Latency is a multifactorial phenomenon that is controlled and regulated by various aspects. Research into the molecular basis of the regulatory mechanisms of latency has led to the identification of latency-reversing agents (LRAs). These are small molecule substances that have often already been developed for other therapeutic areas and that are used in the shock-and-kill strategy to reactivate the latent HIV reservoir pharmacologically. Different substance classes act as LRAs:
Most studies investigating the effect of LRA on HIV latency have used models, namely in-vitro models with specific cell lines or with cells and infectious virus, ex-vivo cultures of primarily infected T or non-T cells from the peripheral blood of cART-treated HIV-infected persons, or animal models with mice or monkeys. "It is uncertain to what extent regulatory mechanisms contribute to latency in vivo. But all these models together complement each other and can help to maintain a complete picture of the latency state in vivo," van Lint said.

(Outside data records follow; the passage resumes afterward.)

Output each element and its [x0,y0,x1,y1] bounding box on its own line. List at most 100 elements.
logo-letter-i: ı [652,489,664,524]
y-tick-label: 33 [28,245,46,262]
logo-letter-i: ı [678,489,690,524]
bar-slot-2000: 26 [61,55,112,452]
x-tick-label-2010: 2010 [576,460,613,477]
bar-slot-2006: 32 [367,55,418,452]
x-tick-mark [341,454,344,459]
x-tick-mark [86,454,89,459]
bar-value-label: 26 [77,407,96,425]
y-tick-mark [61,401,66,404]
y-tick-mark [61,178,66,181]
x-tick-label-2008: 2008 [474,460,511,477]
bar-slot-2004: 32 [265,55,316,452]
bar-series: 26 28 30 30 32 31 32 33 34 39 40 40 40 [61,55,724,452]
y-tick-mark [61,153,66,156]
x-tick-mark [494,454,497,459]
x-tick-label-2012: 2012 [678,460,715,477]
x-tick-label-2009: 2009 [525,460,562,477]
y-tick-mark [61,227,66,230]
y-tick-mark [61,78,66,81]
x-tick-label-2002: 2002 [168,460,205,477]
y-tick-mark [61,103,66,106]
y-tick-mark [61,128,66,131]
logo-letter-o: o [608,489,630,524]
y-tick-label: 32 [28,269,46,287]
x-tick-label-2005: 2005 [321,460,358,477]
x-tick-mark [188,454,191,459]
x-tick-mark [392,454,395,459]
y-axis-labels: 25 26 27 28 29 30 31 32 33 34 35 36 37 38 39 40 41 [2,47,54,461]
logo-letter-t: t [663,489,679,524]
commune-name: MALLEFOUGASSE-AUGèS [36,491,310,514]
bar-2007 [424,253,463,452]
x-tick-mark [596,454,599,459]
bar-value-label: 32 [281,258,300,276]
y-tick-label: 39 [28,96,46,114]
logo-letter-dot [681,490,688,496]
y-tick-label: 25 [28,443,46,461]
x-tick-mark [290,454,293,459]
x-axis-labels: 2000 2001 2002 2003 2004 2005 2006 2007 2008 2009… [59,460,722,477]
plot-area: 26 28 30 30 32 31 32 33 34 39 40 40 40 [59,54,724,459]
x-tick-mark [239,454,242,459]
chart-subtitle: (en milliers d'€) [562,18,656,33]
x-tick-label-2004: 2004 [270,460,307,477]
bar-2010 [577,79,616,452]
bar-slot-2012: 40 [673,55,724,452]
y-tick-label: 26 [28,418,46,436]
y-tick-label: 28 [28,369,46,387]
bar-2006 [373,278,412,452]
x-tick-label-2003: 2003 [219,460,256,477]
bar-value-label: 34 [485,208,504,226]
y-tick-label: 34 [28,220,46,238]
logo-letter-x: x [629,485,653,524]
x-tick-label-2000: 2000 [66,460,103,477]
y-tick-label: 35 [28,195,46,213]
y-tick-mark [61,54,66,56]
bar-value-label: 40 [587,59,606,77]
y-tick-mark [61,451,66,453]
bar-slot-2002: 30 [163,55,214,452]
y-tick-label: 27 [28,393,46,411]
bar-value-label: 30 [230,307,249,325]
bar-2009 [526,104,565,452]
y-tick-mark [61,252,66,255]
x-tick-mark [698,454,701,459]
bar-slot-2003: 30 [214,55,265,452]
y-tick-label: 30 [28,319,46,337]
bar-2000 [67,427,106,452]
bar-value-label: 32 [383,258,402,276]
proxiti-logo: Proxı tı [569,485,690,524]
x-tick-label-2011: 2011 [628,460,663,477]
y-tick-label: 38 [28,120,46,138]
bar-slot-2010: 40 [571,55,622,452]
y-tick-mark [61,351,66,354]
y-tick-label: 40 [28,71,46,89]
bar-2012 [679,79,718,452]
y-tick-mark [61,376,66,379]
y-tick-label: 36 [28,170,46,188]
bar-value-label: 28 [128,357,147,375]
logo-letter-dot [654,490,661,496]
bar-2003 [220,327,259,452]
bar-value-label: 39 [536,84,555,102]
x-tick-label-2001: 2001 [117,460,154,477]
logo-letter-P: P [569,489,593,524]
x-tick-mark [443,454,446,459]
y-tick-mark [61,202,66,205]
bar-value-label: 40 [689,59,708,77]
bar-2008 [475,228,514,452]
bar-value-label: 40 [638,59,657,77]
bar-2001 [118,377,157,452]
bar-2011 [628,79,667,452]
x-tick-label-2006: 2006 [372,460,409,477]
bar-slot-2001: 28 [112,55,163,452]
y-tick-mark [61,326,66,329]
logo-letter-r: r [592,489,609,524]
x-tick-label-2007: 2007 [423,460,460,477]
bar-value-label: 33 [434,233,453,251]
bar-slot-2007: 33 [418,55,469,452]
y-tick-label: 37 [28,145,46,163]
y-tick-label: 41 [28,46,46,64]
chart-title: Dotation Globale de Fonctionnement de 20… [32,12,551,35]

Van Lint's group was able to show that it is probably not sufficient to initiate reactivation via just one mechanism. She believes that LRA combinations are necessary to stimulate viral transcription simultaneously at different levels via an effect on different latency mechanisms. It may also be possible to lower the dosage of individual LRAs in a combination, reducing their toxicity. In addition, the size of the virus reservoir and the integration site on the host DNA play a role. There are also gender-specific and tissue-specific factors.
In clinical pilot studies, different results were seen, some of which were encouraging with regard to the induction of HIV-1 transcription. However, no study showed that a significant and sustained reduction of the HIV reservoir could be achieved. "The reason for this ineffectiveness must be understood in order to improve the shock strategy so that clinical success can be achieved," says van Lint.